A Lei 31/2009, de 3 de Julho, que tardiamente veio revogar o velho Decreto 73/73, sobre a qualificação profissional exigível aos técnicos responsáveis pela elaboração de projectos, na passagem dos seus cinco anos de vigência, está em revisão. As propostas de lei 226/XII e 227/XII, depois da sua discussão na generalidade na Assembleia da República, estão em apreciação na Comissão Parlamentar de Economia e Obras Públicas e justificam a realização desta sessão.
Os actos próprios da profissão, tal como estão consagrados no n.º 3 do artigo 42.º do Estatuto da Ordem dos Arquitectos (OA), publicado em 1998, visam a integração harmoniosa das actividades humanas no território.

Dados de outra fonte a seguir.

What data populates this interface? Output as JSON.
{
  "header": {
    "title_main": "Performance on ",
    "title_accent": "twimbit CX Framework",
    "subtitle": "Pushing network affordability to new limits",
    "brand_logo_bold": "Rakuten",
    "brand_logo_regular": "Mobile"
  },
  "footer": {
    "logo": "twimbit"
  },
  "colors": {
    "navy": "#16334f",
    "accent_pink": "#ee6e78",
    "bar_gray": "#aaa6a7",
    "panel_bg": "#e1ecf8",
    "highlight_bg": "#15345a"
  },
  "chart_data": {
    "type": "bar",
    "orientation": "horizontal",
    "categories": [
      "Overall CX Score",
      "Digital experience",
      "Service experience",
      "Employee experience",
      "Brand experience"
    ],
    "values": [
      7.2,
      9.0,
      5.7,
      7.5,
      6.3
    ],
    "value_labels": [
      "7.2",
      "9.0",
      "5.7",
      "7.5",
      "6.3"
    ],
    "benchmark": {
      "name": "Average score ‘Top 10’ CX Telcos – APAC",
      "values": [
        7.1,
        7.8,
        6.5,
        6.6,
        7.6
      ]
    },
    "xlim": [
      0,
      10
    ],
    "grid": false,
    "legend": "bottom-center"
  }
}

O n.º 4 do mesmo artigo torna compulsiva a intervenção do arquitecto na elaboração ou na avaliação de projectos e planos de arquitectura.

A OA não aceitará qualquer recuo nesta matéria e reclama a Arquitectura para os arquitectos, defendendo os direitos e deveres:

- dos arquitectos, no exercício da sua profissão e dos actos que lhe são próprios.

- dos cidadãos, na construção e preservação do ambiente de vida quotidiano, do bem-estar e da qualidade de vida das populações.